The XML messaging example (with a servlet) requires JDK 1.2 on the server side. You may work around the problem by changing the client to use the nonstandard encoding name "UTF8" (no dash) rather than the standard "UTF-8" encoding name (with a dash) as it now does. Such workarounds may prevent alternative server side implementations, such as CGI scripts, from being able to accept these messages.

Changes since Early Access 2 (EA2)

Some API cleanup and improvement was done. Some classes which could not be subclassed are no longer documented, and some methods have moved to different classes or been renamed.
The parsers will now optionally report more "lexical" information in element content. They have always reported ignorable whitespace, but now also report CDATA text delimiters as well as comments and entity expansions. By default, this DOM implementation will not record such information.
Diagnostic messages can now be localized. This ships with English message catalogs, but additional catalogs can be provided. Diagnostics will use the Locale provided to the parser (or XmlDocument), rather than any default locale. This permits multi-language servers to provide diagnostics in a language appropriate to each client.
The com.sun.xml.tree.TreeWalker utility class has been updated with removeCurrent() and reset() methods.
Minor bugfixes have been implemented; no major bugs were reported.

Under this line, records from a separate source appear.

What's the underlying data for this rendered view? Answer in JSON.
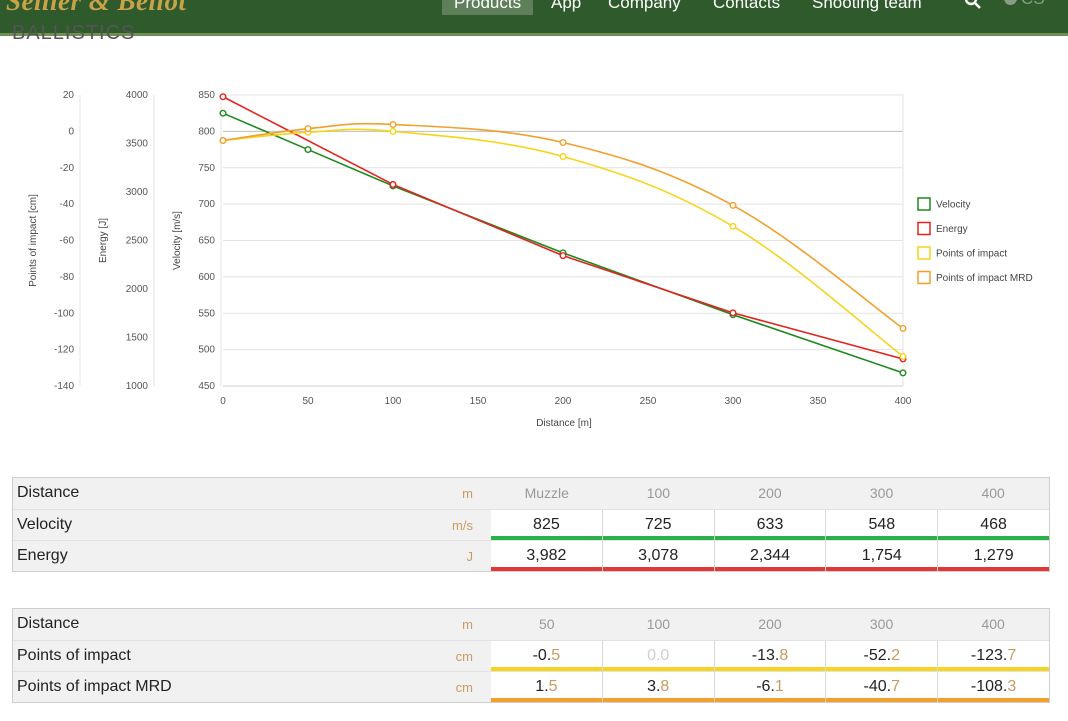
{
  "nav": {
    "logo": "Sellier & Bellot",
    "items": [
      "Products",
      "App",
      "Company",
      "Contacts",
      "Shooting team"
    ],
    "active": "Products",
    "lang": "CS"
  },
  "section_title": "BALLISTICS",
  "chart_data": {
    "type": "line",
    "xlabel": "Distance [m]",
    "x": [
      0,
      50,
      100,
      200,
      300,
      400
    ],
    "xlim": [
      0,
      400
    ],
    "xticks": [
      0,
      50,
      100,
      150,
      200,
      250,
      300,
      350,
      400
    ],
    "axes": [
      {
        "id": "poi",
        "label": "Points of impact [cm]",
        "ticks": [
          20,
          0,
          -20,
          -40,
          -60,
          -80,
          -100,
          -120,
          -140
        ],
        "range": [
          -140,
          20
        ]
      },
      {
        "id": "energy",
        "label": "Energy [J]",
        "ticks": [
          4000,
          3500,
          3000,
          2500,
          2000,
          1500,
          1000
        ],
        "range": [
          1000,
          4000
        ]
      },
      {
        "id": "velocity",
        "label": "Velocity [m/s]",
        "ticks": [
          850,
          800,
          750,
          700,
          650,
          600,
          550,
          500,
          450
        ],
        "range": [
          450,
          850
        ]
      }
    ],
    "series": [
      {
        "name": "Velocity",
        "axis": "velocity",
        "color": "#1e8a1e",
        "x": [
          0,
          50,
          100,
          200,
          300,
          400
        ],
        "values": [
          825,
          775,
          725,
          633,
          548,
          468
        ]
      },
      {
        "name": "Energy",
        "axis": "energy",
        "color": "#e3231e",
        "x": [
          0,
          100,
          200,
          300,
          400
        ],
        "values": [
          3982,
          3078,
          2344,
          1754,
          1279
        ]
      },
      {
        "name": "Points of impact",
        "axis": "poi",
        "color": "#f7d417",
        "x": [
          0,
          50,
          100,
          200,
          300,
          400
        ],
        "values": [
          -5,
          -0.5,
          0,
          -13.8,
          -52.2,
          -123.7
        ]
      },
      {
        "name": "Points of impact MRD",
        "axis": "poi",
        "color": "#f2a02b",
        "x": [
          0,
          50,
          100,
          200,
          300,
          400
        ],
        "values": [
          -5,
          1.5,
          3.8,
          -6.1,
          -40.7,
          -108.3
        ]
      }
    ],
    "legend_position": "right"
  },
  "table1": {
    "header": {
      "label": "Distance",
      "unit": "m",
      "values": [
        "Muzzle",
        "100",
        "200",
        "300",
        "400"
      ]
    },
    "rows": [
      {
        "label": "Velocity",
        "unit": "m/s",
        "values": [
          "825",
          "725",
          "633",
          "548",
          "468"
        ],
        "bar_color": "green"
      },
      {
        "label": "Energy",
        "unit": "J",
        "values": [
          "3,982",
          "3,078",
          "2,344",
          "1,754",
          "1,279"
        ],
        "bar_color": "red"
      }
    ]
  },
  "table2": {
    "header": {
      "label": "Distance",
      "unit": "m",
      "values": [
        "50",
        "100",
        "200",
        "300",
        "400"
      ]
    },
    "rows": [
      {
        "label": "Points of impact",
        "unit": "cm",
        "ints": [
          "-0",
          "",
          "-13",
          "-52",
          "-123"
        ],
        "decs": [
          "5",
          "0.0",
          "8",
          "2",
          "7"
        ],
        "bar_color": "yellow"
      },
      {
        "label": "Points of impact MRD",
        "unit": "cm",
        "ints": [
          "1",
          "3",
          "-6",
          "-40",
          "-108"
        ],
        "decs": [
          "5",
          "8",
          "1",
          "7",
          "3"
        ],
        "bar_color": "orange"
      }
    ]
  }
}
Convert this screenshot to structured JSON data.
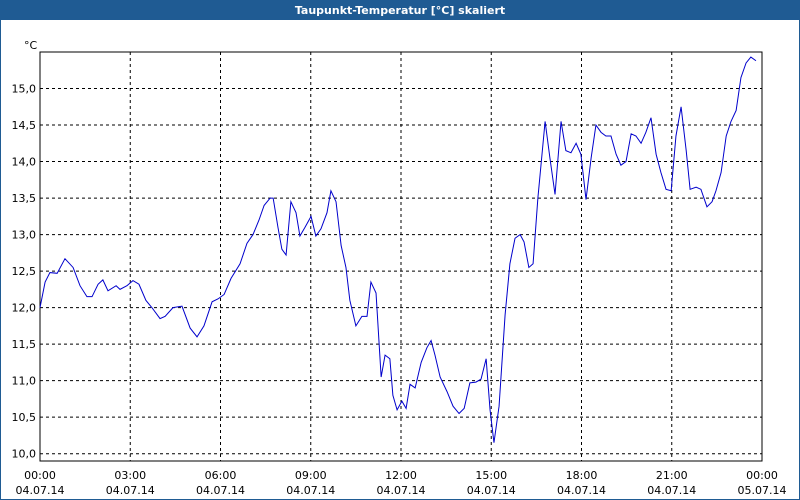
{
  "chart_data": {
    "type": "line",
    "title": "Taupunkt-Temperatur [°C] skaliert",
    "y_label": "°C",
    "color": "#0000cc",
    "grid": true,
    "xlim": [
      0,
      24
    ],
    "ylim": [
      9.9,
      15.5
    ],
    "yticks": [
      {
        "value": 10,
        "label": "10,0"
      },
      {
        "value": 10.5,
        "label": "10,5"
      },
      {
        "value": 11,
        "label": "11,0"
      },
      {
        "value": 11.5,
        "label": "11,5"
      },
      {
        "value": 12,
        "label": "12,0"
      },
      {
        "value": 12.5,
        "label": "12,5"
      },
      {
        "value": 13,
        "label": "13,0"
      },
      {
        "value": 13.5,
        "label": "13,5"
      },
      {
        "value": 14,
        "label": "14,0"
      },
      {
        "value": 14.5,
        "label": "14,5"
      },
      {
        "value": 15,
        "label": "15,0"
      }
    ],
    "xticks": [
      {
        "value": 0,
        "label": "00:00",
        "date": "04.07.14"
      },
      {
        "value": 3,
        "label": "03:00",
        "date": "04.07.14"
      },
      {
        "value": 6,
        "label": "06:00",
        "date": "04.07.14"
      },
      {
        "value": 9,
        "label": "09:00",
        "date": "04.07.14"
      },
      {
        "value": 12,
        "label": "12:00",
        "date": "04.07.14"
      },
      {
        "value": 15,
        "label": "15:00",
        "date": "04.07.14"
      },
      {
        "value": 18,
        "label": "18:00",
        "date": "04.07.14"
      },
      {
        "value": 21,
        "label": "21:00",
        "date": "04.07.14"
      },
      {
        "value": 24,
        "label": "00:00",
        "date": "05.07.14"
      }
    ],
    "x": [
      0,
      0.17,
      0.33,
      0.57,
      0.83,
      1.1,
      1.33,
      1.56,
      1.73,
      1.93,
      2.09,
      2.26,
      2.53,
      2.66,
      2.89,
      3.09,
      3.29,
      3.52,
      3.72,
      3.99,
      4.16,
      4.42,
      4.72,
      4.99,
      5.22,
      5.45,
      5.72,
      5.92,
      6.12,
      6.35,
      6.65,
      6.88,
      7.08,
      7.28,
      7.45,
      7.65,
      7.75,
      7.91,
      8.04,
      8.18,
      8.34,
      8.51,
      8.64,
      8.81,
      9.01,
      9.17,
      9.34,
      9.54,
      9.67,
      9.84,
      10.01,
      10.17,
      10.3,
      10.5,
      10.7,
      10.87,
      11.0,
      11.17,
      11.34,
      11.47,
      11.63,
      11.73,
      11.87,
      12.03,
      12.17,
      12.3,
      12.47,
      12.67,
      12.86,
      13.0,
      13.13,
      13.3,
      13.53,
      13.73,
      13.93,
      14.1,
      14.29,
      14.49,
      14.66,
      14.83,
      14.96,
      15.09,
      15.26,
      15.46,
      15.62,
      15.79,
      15.96,
      16.09,
      16.25,
      16.39,
      16.55,
      16.79,
      16.95,
      17.12,
      17.32,
      17.48,
      17.65,
      17.82,
      17.98,
      18.15,
      18.32,
      18.48,
      18.65,
      18.81,
      18.98,
      19.15,
      19.31,
      19.48,
      19.65,
      19.81,
      19.98,
      20.14,
      20.31,
      20.48,
      20.64,
      20.81,
      20.98,
      21.14,
      21.31,
      21.48,
      21.61,
      21.81,
      21.97,
      22.17,
      22.34,
      22.47,
      22.64,
      22.81,
      22.97,
      23.14,
      23.3,
      23.47,
      23.63,
      23.8
    ],
    "values": [
      12.0,
      12.35,
      12.48,
      12.47,
      12.67,
      12.55,
      12.3,
      12.15,
      12.15,
      12.32,
      12.38,
      12.23,
      12.3,
      12.25,
      12.3,
      12.37,
      12.32,
      12.1,
      12.0,
      11.85,
      11.88,
      12.0,
      12.02,
      11.72,
      11.6,
      11.75,
      12.08,
      12.12,
      12.18,
      12.4,
      12.6,
      12.88,
      13.0,
      13.2,
      13.4,
      13.5,
      13.5,
      13.1,
      12.8,
      12.72,
      13.45,
      13.3,
      12.98,
      13.1,
      13.25,
      12.98,
      13.08,
      13.3,
      13.6,
      13.45,
      12.85,
      12.55,
      12.1,
      11.75,
      11.88,
      11.88,
      12.35,
      12.2,
      11.05,
      11.35,
      11.3,
      10.8,
      10.6,
      10.72,
      10.62,
      10.95,
      10.9,
      11.25,
      11.45,
      11.55,
      11.35,
      11.05,
      10.85,
      10.65,
      10.55,
      10.62,
      10.97,
      10.98,
      11.02,
      11.3,
      10.6,
      10.15,
      10.65,
      11.9,
      12.6,
      12.95,
      13.0,
      12.9,
      12.55,
      12.6,
      13.5,
      14.55,
      14.05,
      13.55,
      14.55,
      14.15,
      14.12,
      14.25,
      14.1,
      13.48,
      14.05,
      14.5,
      14.4,
      14.35,
      14.35,
      14.1,
      13.95,
      14.0,
      14.38,
      14.35,
      14.25,
      14.4,
      14.6,
      14.1,
      13.85,
      13.62,
      13.6,
      14.35,
      14.75,
      14.15,
      13.62,
      13.65,
      13.62,
      13.38,
      13.45,
      13.6,
      13.85,
      14.35,
      14.55,
      14.7,
      15.15,
      15.35,
      15.43,
      15.38
    ]
  }
}
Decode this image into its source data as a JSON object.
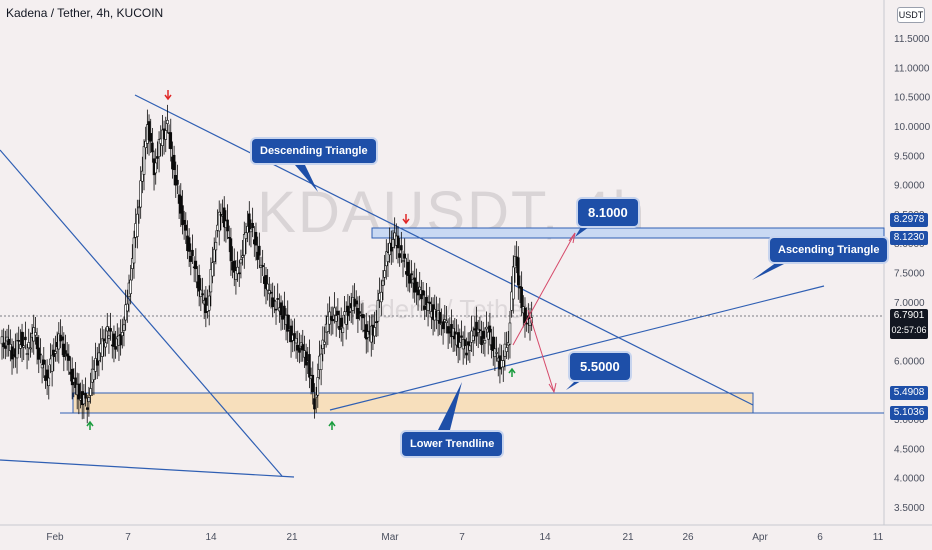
{
  "header": {
    "title": "Kadena / Tether, 4h, KUCOIN"
  },
  "unit_label": "USDT",
  "watermark": {
    "line1": "KDAUSDT, 4h",
    "line2": "Kadena / Tether"
  },
  "chart_data": {
    "type": "candlestick",
    "symbol": "KDAUSDT",
    "interval": "4h",
    "exchange": "KUCOIN",
    "y_ticks": [
      "3.5000",
      "4.0000",
      "4.5000",
      "5.0000",
      "5.5000",
      "6.0000",
      "6.5000",
      "7.0000",
      "7.5000",
      "8.0000",
      "8.5000",
      "9.0000",
      "9.5000",
      "10.0000",
      "10.5000",
      "11.0000",
      "11.5000"
    ],
    "x_ticks": [
      "Feb",
      "7",
      "14",
      "21",
      "Mar",
      "7",
      "14",
      "21",
      "26",
      "Apr",
      "6",
      "11"
    ],
    "ylim": [
      3.3,
      12.0
    ],
    "last_price": "6.7901",
    "countdown": "02:57:06",
    "price_tags": [
      "8.2978",
      "8.1230",
      "5.4908",
      "5.1036"
    ],
    "zones": [
      {
        "name": "resistance",
        "from": 8.123,
        "to": 8.2978,
        "color": "#c7d7f1"
      },
      {
        "name": "support",
        "from": 5.1036,
        "to": 5.4908,
        "color": "#f7dfbc"
      }
    ],
    "ohlc_series": [
      6.3,
      6.1,
      6.4,
      6.2,
      6.5,
      6.0,
      5.7,
      6.2,
      6.4,
      6.0,
      5.6,
      5.4,
      5.3,
      5.9,
      6.2,
      6.5,
      6.3,
      6.4,
      7.0,
      8.0,
      9.0,
      10.1,
      9.3,
      9.8,
      10.0,
      9.2,
      8.6,
      8.0,
      7.6,
      7.1,
      6.9,
      8.0,
      8.6,
      8.2,
      7.4,
      7.7,
      8.4,
      8.1,
      7.6,
      7.2,
      7.0,
      6.9,
      6.6,
      6.3,
      6.2,
      6.0,
      5.3,
      6.2,
      6.7,
      6.8,
      6.6,
      6.9,
      7.0,
      6.7,
      6.4,
      6.6,
      7.3,
      7.9,
      8.1,
      7.8,
      7.5,
      7.3,
      7.1,
      6.9,
      6.8,
      6.7,
      6.6,
      6.4,
      6.3,
      6.2,
      6.6,
      6.4,
      6.5,
      6.1,
      5.95,
      6.4,
      7.9,
      6.9,
      6.6,
      6.8
    ],
    "annotations": {
      "descending_triangle": "Descending Triangle",
      "ascending_triangle": "Ascending Triangle",
      "lower_trendline": "Lower Trendline",
      "target_up": "8.1000",
      "target_down": "5.5000"
    },
    "colors": {
      "line": "#2f5fb3",
      "up_candle": "#ffffff",
      "down_candle": "#0b0b0b",
      "arrow_red": "#e02727",
      "arrow_green": "#1a9c3e",
      "projection": "#d64a6a"
    }
  }
}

Changes since Early Access 1 (EA1)

DOM support conforms to the W3C recommendation, not the proposed recommendation. Changes include renaming the "Attribute" interface to "Attr" to fix a conflict with a reserved word in OMG-IDL.
DOM space and time performance was improved.
Most classes in the com.sun.xml.tree package are now private. There are new interfaces. Some of the APIs have changed.
In the com.sun.xml.parser package, the static methods for checking character and name types have been moved out of the parser class for clarity. New interfaces have been defined, for better DOM support.
There is now an ElementFactory interface which supports namespace-aware creation of elements. You can have two element types, distinguished only by namespace URIs, which instantiate as different DOM elements. SimpleElementFactory provides a table-driven implementation of this functionality.
Minor bugfixes have been implemented, including implementing some missing DOM functionality.
New examples have been provided, including one using XML with HTTP for messaging.